Vietnams Regime sieht die Konkurrenz durch Privatunternehmen als einen Weg, um die teils schwerfälligen Staatsunternehmen zu mehr Effizienz zu drängen. Denn viele Manager der Staatsbetriebe sind inzwischen in Ungnade gefallen. Zahlreiche Korruptionsverfahren laufen gegen Manager von Unternehmen wie dem Ölkonzern Petro Vietnam.

Über die von Thao kontrollierte Holding-Gesellschaft Sovico verfügt die Vietjet-Gründerin selbst über Geschäftskontakte zu Petro Vietnam. Sie investierte in Partnerschaft mit dem Staatsbetrieb in Offshore-Ölprojekte. Zu Sovico gehören außerdem Immobilienprojekte wie Dragon City in Ho-Chi-Minh-Stadt und Beteiligungen an dem lokalen Geldhaus HD Bank.

Zu Thaos Imperium gehört aber auch das Fünf-Sterne-Hotel Furama in der Küstenstadt Danang. Besonders lohnend ist diese Investition für gute politische Kontakte. So war das Hotel im vergangenen Jahr Schauplatz des Asien-Pazifik-Gipfels Apec, zu dem zahlreiche Staats- und Regierungschefs aus der ganzen Region anreisten. Auf das internationale Geschäft von Vietjet bezogen, dürften die dort geknüpften Kontakte höchst wertvoll gewesen sein.

Mathias Peer

Gautam Adani
Gautam Adani, der Vorsitzende der Adani Group. (Bild: SAM PANTHAKY/AFP/Getty Images)

Gautam Adani: Modis guter Freund

Es darf ruhig prunkvoll sein, wenn in Indien Hochzeit gefeiert wird. Doch ein von Milliardär Gautam Adani gegebenes Fest sprengte selbst indische Dimensionen. Als der Milliardär zur Trauung seines Sohnes Karan einlud, feierten 22 000 Gäste drei Tage lang – unter anderem in Goa.

Dabei gilt Adani in seinem Heimatland noch als vergleichsweise bescheidener Milliardär. So ist sein Anwesen in seinem Geburtsort Ahmedabad zwar groß, aber eher schlicht. Und auch seine Autosammlung oder die drei Privatjets eignen sich nicht dazu, seine indischen Milliardärskollegen zu beeindrucken.

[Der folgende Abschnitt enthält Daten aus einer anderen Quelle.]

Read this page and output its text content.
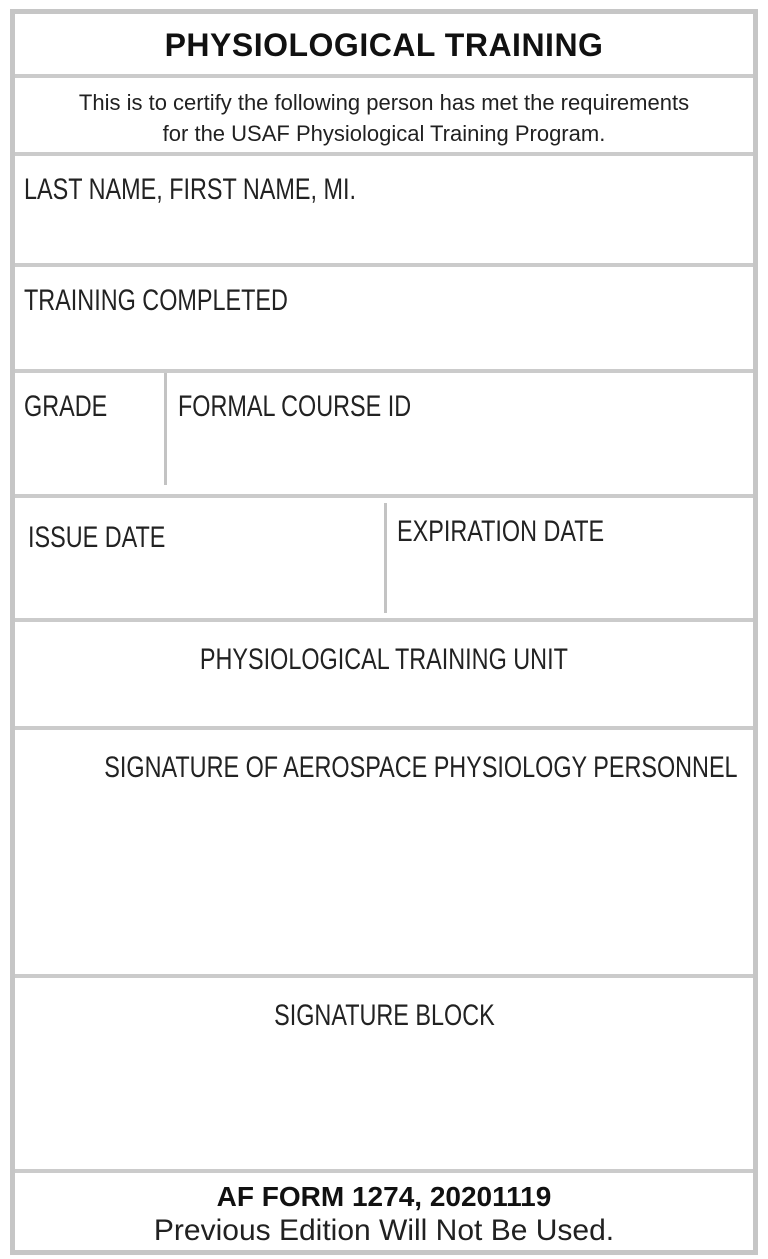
PHYSIOLOGICAL TRAINING
This is to certify the following person has met the requirements
for the USAF Physiological Training Program.
LAST NAME, FIRST NAME, MI.
TRAINING COMPLETED
GRADE	FORMAL COURSE ID
ISSUE DATE	EXPIRATION DATE
PHYSIOLOGICAL TRAINING UNIT
SIGNATURE OF AEROSPACE PHYSIOLOGY PERSONNEL
SIGNATURE BLOCK
AF FORM 1274, 20201119
Previous Edition Will Not Be Used.
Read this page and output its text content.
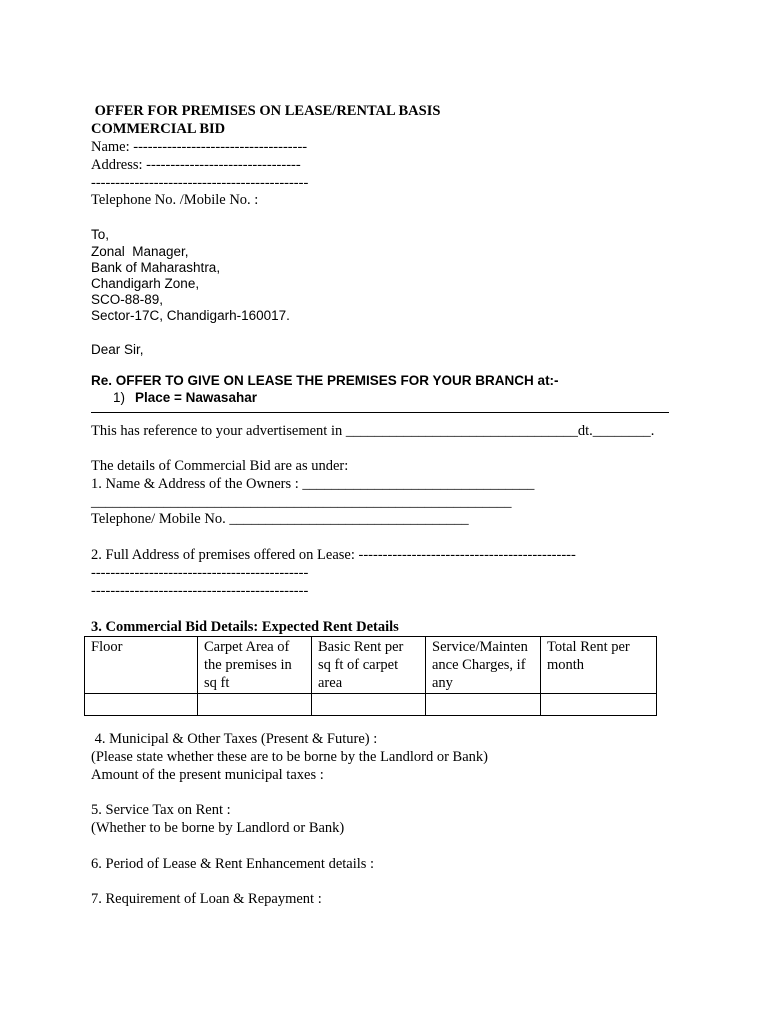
OFFER FOR PREMISES ON LEASE/RENTAL BASIS
COMMERCIAL BID
Name: ------------------------------------
Address: --------------------------------
---------------------------------------------
Telephone No. /Mobile No. :
To,
Zonal  Manager,
Bank of Maharashtra,
Chandigarh Zone,
SCO-88-89,
Sector-17C, Chandigarh-160017.
Dear Sir,
Re. OFFER TO GIVE ON LEASE THE PREMISES FOR YOUR BRANCH at:-
1) Place = Nawasahar
This has reference to your advertisement in ________________________________dt.________.
The details of Commercial Bid are as under:
1. Name & Address of the Owners : ________________________________
__________________________________________________________
Telephone/ Mobile No. _________________________________
2. Full Address of premises offered on Lease: ---------------------------------------------
---------------------------------------------
---------------------------------------------
3. Commercial Bid Details: Expected Rent Details
Floor	Carpet Area of the premises in sq ft	Basic Rent per sq ft of carpet area	Service/Maintenance Charges, if any	Total Rent per month

4. Municipal & Other Taxes (Present & Future) :
(Please state whether these are to be borne by the Landlord or Bank)
Amount of the present municipal taxes :
5. Service Tax on Rent :
(Whether to be borne by Landlord or Bank)
6. Period of Lease & Rent Enhancement details :
7. Requirement of Loan & Repayment :
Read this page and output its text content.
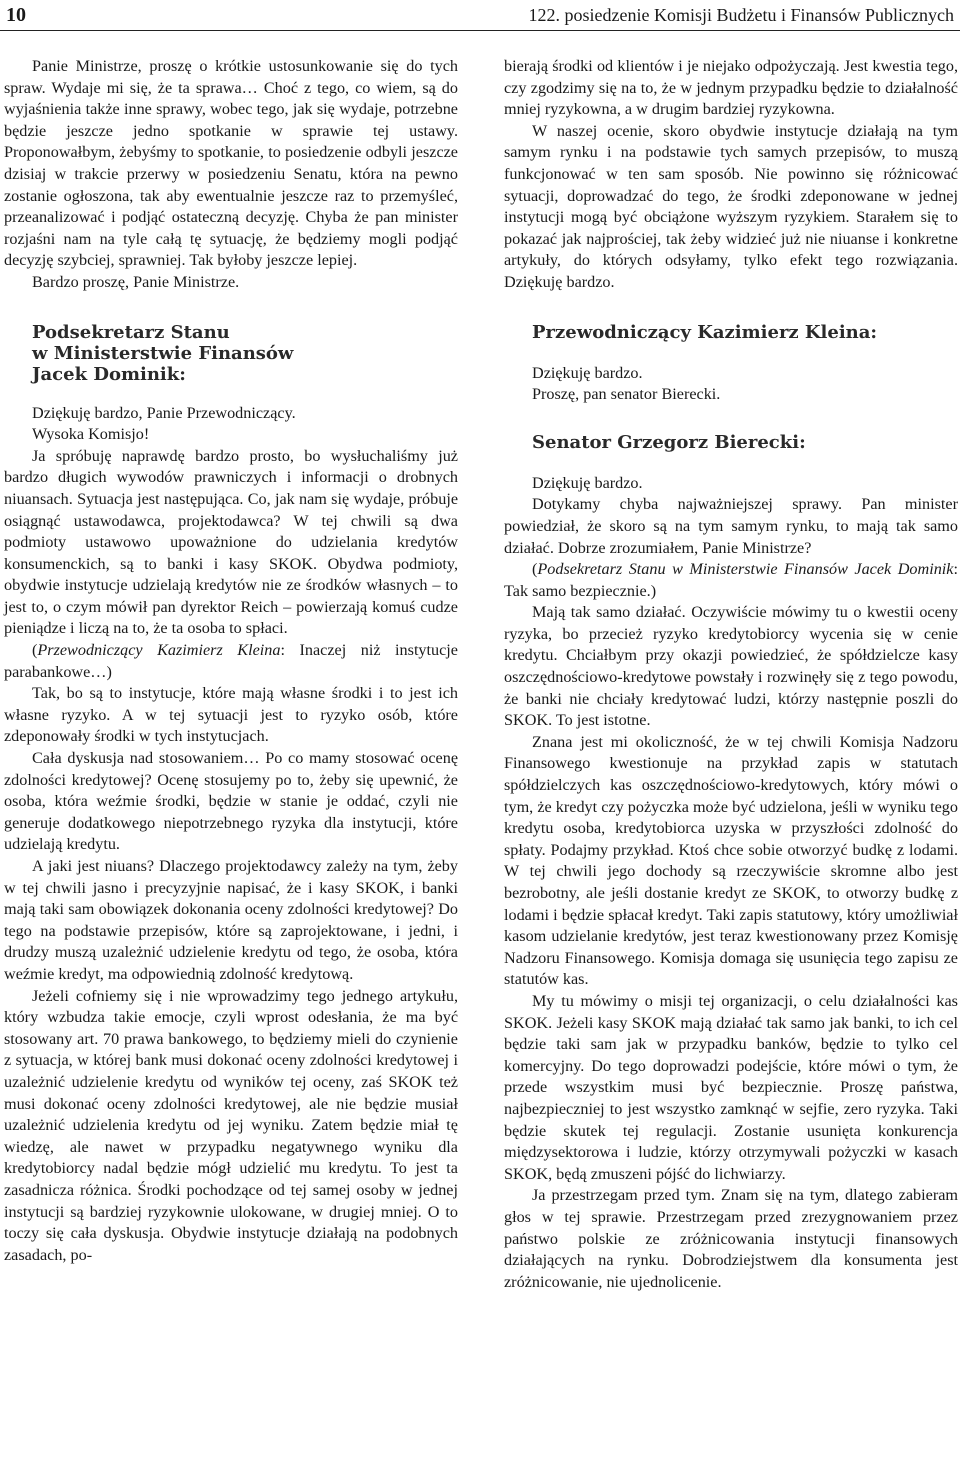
10	122. posiedzenie Komisji Budżetu i Finansów Publicznych

Panie Ministrze, proszę o krótkie ustosunkowanie się do tych spraw. Wydaje mi się, że ta sprawa… Choć z tego, co wiem, są do wyjaśnienia także inne sprawy, wobec tego, jak się wydaje, potrzebne będzie jeszcze jedno spotkanie w sprawie tej ustawy. Proponowałbym, żebyśmy to spotkanie, to posiedzenie odbyli jeszcze dzisiaj w trakcie przerwy w posiedzeniu Senatu, która na pewno zostanie ogłoszona, tak aby ewentualnie jeszcze raz to przemyśleć, przeanalizować i podjąć ostateczną decyzję. Chyba że pan minister rozjaśni nam na tyle całą tę sytuację, że będziemy mogli podjąć decyzję szybciej, sprawniej. Tak byłoby jeszcze lepiej.

Bardzo proszę, Panie Ministrze.

Podsekretarz Stanu
w Ministerstwie Finansów
Jacek Dominik:

Dziękuję bardzo, Panie Przewodniczący.

Wysoka Komisjo!

Ja spróbuję naprawdę bardzo prosto, bo wysłuchaliśmy już bardzo długich wywodów prawniczych i informacji o drobnych niuansach. Sytuacja jest następująca. Co, jak nam się wydaje, próbuje osiągnąć ustawodawca, projektodawca? W tej chwili są dwa podmioty ustawowo upoważnione do udzielania kredytów konsumenckich, są to banki i kasy SKOK. Obydwa podmioty, obydwie instytucje udzielają kredytów nie ze środków własnych – to jest to, o czym mówił pan dyrektor Reich – powierzają komuś cudze pieniądze i liczą na to, że ta osoba to spłaci.

(Przewodniczący Kazimierz Kleina: Inaczej niż instytucje parabankowe…)

Tak, bo są to instytucje, które mają własne środki i to jest ich własne ryzyko. A w tej sytuacji jest to ryzyko osób, które zdeponowały środki w tych instytucjach.

Cała dyskusja nad stosowaniem… Po co mamy stosować ocenę zdolności kredytowej? Ocenę stosujemy po to, żeby się upewnić, że osoba, która weźmie środki, będzie w stanie je oddać, czyli nie generuje dodatkowego niepotrzebnego ryzyka dla instytucji, które udzielają kredytu.

A jaki jest niuans? Dlaczego projektodawcy zależy na tym, żeby w tej chwili jasno i precyzyjnie napisać, że i kasy SKOK, i banki mają taki sam obowiązek dokonania oceny zdolności kredytowej? Do tego na podstawie przepisów, które są zaprojektowane, i jedni, i drudzy muszą uzależnić udzielenie kredytu od tego, że osoba, która weźmie kredyt, ma odpowiednią zdolność kredytową.

Jeżeli cofniemy się i nie wprowadzimy tego jednego artykułu, który wzbudza takie emocje, czyli wprost odesłania, że ma być stosowany art. 70 prawa bankowego, to będziemy mieli do czynienie z sytuacja, w której bank musi dokonać oceny zdolności kredytowej i uzależnić udzielenie kredytu od wyników tej oceny, zaś SKOK też musi dokonać oceny zdolności kredytowej, ale nie będzie musiał uzależnić udzielenia kredytu od jej wyniku. Zatem będzie miał tę wiedzę, ale nawet w przypadku negatywnego wyniku dla kredytobiorcy nadal będzie mógł udzielić mu kredytu. To jest ta zasadnicza różnica. Środki pochodzące od tej samej osoby w jednej instytucji są bardziej ryzykownie ulokowane, w drugiej mniej. O to toczy się cała dyskusja. Obydwie instytucje działają na podobnych zasadach, po-

bierają środki od klientów i je niejako odpożyczają. Jest kwestia tego, czy zgodzimy się na to, że w jednym przypadku będzie to działalność mniej ryzykowna, a w drugim bardziej ryzykowna.

W naszej ocenie, skoro obydwie instytucje działają na tym samym rynku i na podstawie tych samych przepisów, to muszą funkcjonować w ten sam sposób. Nie powinno się różnicować sytuacji, doprowadzać do tego, że środki zdeponowane w jednej instytucji mogą być obciążone wyższym ryzykiem. Starałem się to pokazać jak najprościej, tak żeby widzieć już nie niuanse i konkretne artykuły, do których odsyłamy, tylko efekt tego rozwiązania. Dziękuję bardzo.

Przewodniczący Kazimierz Kleina:

Dziękuję bardzo.

Proszę, pan senator Bierecki.

Senator Grzegorz Bierecki:

Dziękuję bardzo.

Dotykamy chyba najważniejszej sprawy. Pan minister powiedział, że skoro są na tym samym rynku, to mają tak samo działać. Dobrze zrozumiałem, Panie Ministrze?

(Podsekretarz Stanu w Ministerstwie Finansów Jacek Dominik: Tak samo bezpiecznie.)

Mają tak samo działać. Oczywiście mówimy tu o kwestii oceny ryzyka, bo przecież ryzyko kredytobiorcy wycenia się w cenie kredytu. Chciałbym przy okazji powiedzieć, że spółdzielcze kasy oszczędnościowo-kredytowe powstały i rozwinęły się z tego powodu, że banki nie chciały kredytować ludzi, którzy następnie poszli do SKOK. To jest istotne.

Znana jest mi okoliczność, że w tej chwili Komisja Nadzoru Finansowego kwestionuje na przykład zapis w statutach spółdzielczych kas oszczędnościowo-kredytowych, który mówi o tym, że kredyt czy pożyczka może być udzielona, jeśli w wyniku tego kredytu osoba, kredytobiorca uzyska w przyszłości zdolność do spłaty. Podajmy przykład. Ktoś chce sobie otworzyć budkę z lodami. W tej chwili jego dochody są rzeczywiście skromne albo jest bezrobotny, ale jeśli dostanie kredyt ze SKOK, to otworzy budkę z lodami i będzie spłacał kredyt. Taki zapis statutowy, który umożliwiał kasom udzielanie kredytów, jest teraz kwestionowany przez Komisję Nadzoru Finansowego. Komisja domaga się usunięcia tego zapisu ze statutów kas.

My tu mówimy o misji tej organizacji, o celu działalności kas SKOK. Jeżeli kasy SKOK mają działać tak samo jak banki, to ich cel będzie taki sam jak w przypadku banków, będzie to tylko cel komercyjny. Do tego doprowadzi podejście, które mówi o tym, że przede wszystkim musi być bezpiecznie. Proszę państwa, najbezpieczniej to jest wszystko zamknąć w sejfie, zero ryzyka. Taki będzie skutek tej regulacji. Zostanie usunięta konkurencja międzysektorowa i ludzie, którzy otrzymywali pożyczki w kasach SKOK, będą zmuszeni pójść do lichwiarzy.

Ja przestrzegam przed tym. Znam się na tym, dlatego zabieram głos w tej sprawie. Przestrzegam przed zrezygnowaniem przez państwo polskie ze zróżnicowania instytucji finansowych działających na rynku. Dobrodziejstwem dla konsumenta jest zróżnicowanie, nie ujednolicenie.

Derartige Statussymbole sind unter Indiens Superreichen Standard.

Aktuell wird Adanis Vermögen laut „Forbes“-Liste auf 8,7 Milliarden US-Dollar beziffert. Laut „Forbes“ tummeln sich 106 Milliardäre auf dem Subkontinent. Die heutigen Schwerreichen haben sich fast alle ihr Vermögen in den Boomjahren des vergangenen Jahrzehnts erarbeitet.

Entscheidend für den Erfolg der indischen Milliardäre sind dabei ihre politischen Kontakte – wobei es dabei nicht immer nach Recht und Gesetz zugeht. Selbst die als relativ „sauber“ geltenden Unternehmer der IT-Branche sind in zahlreiche Korruptionsskandale und Spendenaffären verwickelt. Zur Rechenschaft gezogen werden sie selten.

Dabei versteht Milliardär Adani das Spiel mit den Politikern so gut wie kaum ein Zweiter. Denn viele seiner Unternehmungen wären ohne staatliche Aufträge, Steuerrabatte, Konzessionen oder Anschubfinanzierungen nicht möglich gewesen. Heute gehören dem 56-Jährigen Häfen, Krankenhäuser, Minen und Industrieparks. Selbst im Rüstungsgeschäft mischt er mit, baut gemeinsam mit dem schwedischen Konzern Saab Kampfflugzeuge für die indische Luftwaffe.

Adanis mächtigster Verbündeter ist Indiens Ministerpräsident Narendra Modi, der zuvor Regierungschef in Adanis Heimatbundesstaat Gujarat war. Es dürfte kaum ein Zufall gewesen sein, dass der Politiker dem Unternehmer zu seinem wohl wichtigsten Projekt verhalf: einem riesigen Hafen samt Industriepark in Gujarat bei Mundra.

Laut indischen Medienberichten soll Adani das Land von Modi praktisch umsonst bekommen und dann teuer vermietet haben. Im Jahr 2009 erklärte Gujarats Regierung das Gebiet dann auch noch zur Sonderwirtschaftszone mit vergünstigten Steuersätzen. Als Regierungschef schließlich ließ Modi auch noch eine Umweltstrafe gegen das Projekt fallen.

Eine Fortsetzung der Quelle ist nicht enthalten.